Saturday, August 20, 2011

Feeling nauseous?

I downloaded some Aperture 3 presets from the net and played with them. One can really destroy a photograph this way. (Or, as some would say, "make a photograph ready for publication".)

Here are three "alternate" (as in "alternate worlds") versions of the first photograph in my first posting from today. What do you think?


The Tinman said...

The first looks most natural to me and I prefer it. In general, I try not to alter my photos too much, especially in terms of saturation, tint, and temperature. Whenever I upload new pictures to Flickr, I do some browsing around and I often see astounding landscape photos - but those that have been noticeably altered, in the back of my mind, I like them less than I would have if they were more natural. To each his own, though.

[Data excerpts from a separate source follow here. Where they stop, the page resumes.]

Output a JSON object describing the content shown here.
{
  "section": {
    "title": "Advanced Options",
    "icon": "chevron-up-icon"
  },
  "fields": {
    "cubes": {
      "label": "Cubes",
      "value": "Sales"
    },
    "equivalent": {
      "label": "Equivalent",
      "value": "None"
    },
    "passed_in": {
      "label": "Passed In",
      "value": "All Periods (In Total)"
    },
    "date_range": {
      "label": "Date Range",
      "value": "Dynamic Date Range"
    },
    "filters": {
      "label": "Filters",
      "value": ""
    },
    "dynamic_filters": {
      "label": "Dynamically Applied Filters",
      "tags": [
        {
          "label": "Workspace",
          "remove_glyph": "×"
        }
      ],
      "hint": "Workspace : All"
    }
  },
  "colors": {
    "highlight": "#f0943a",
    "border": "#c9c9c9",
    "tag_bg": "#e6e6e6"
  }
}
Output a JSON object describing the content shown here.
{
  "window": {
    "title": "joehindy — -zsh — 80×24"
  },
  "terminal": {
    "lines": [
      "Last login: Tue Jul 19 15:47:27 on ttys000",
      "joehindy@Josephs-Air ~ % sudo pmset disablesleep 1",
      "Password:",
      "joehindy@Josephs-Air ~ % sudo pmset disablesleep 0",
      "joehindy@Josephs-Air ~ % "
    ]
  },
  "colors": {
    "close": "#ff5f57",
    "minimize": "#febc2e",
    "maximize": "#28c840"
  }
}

Kirjaputiikki Friend said...

You will find the best combination trying various alternatives. Sometimes a slight adjustment makes the best effect. Keep in mind the target of your photo. If something looks nice on your screen, it wii be in the most cases completely different on your target.

Myn.pheos said...

I think the world so boring and exciting at the same time, it needs to be pictured in various ways. One can truly destroy a photograph by postprocessing it, but the destroyed picture can be a jewel for somebody else. Although I don't think this would be true for all pictures, it still works with sufficient number of photos. Therefore, now I like the third, it's the best one from these three.

Juha Haataja said...

@All: Thanks for the insight!

I have gone through my old photographs in Aperture, and there have been periods when I have really pushed up the saturation, to such a degree that it now feels shameful. Also, at one point I was very much into using Lightzone to open up the shadows etc., and those photographs also now seem to have an artificial look.

On the other hand, it is true that the camera doesn't always capture the scene as the photographer sees it, and thus working on the photograph is needed. Aperture seems rather nice that it allows also quite delicate adjustments, such that are almost not there at all and still can make a difference.

But there is still a long way to go with learning Aperture.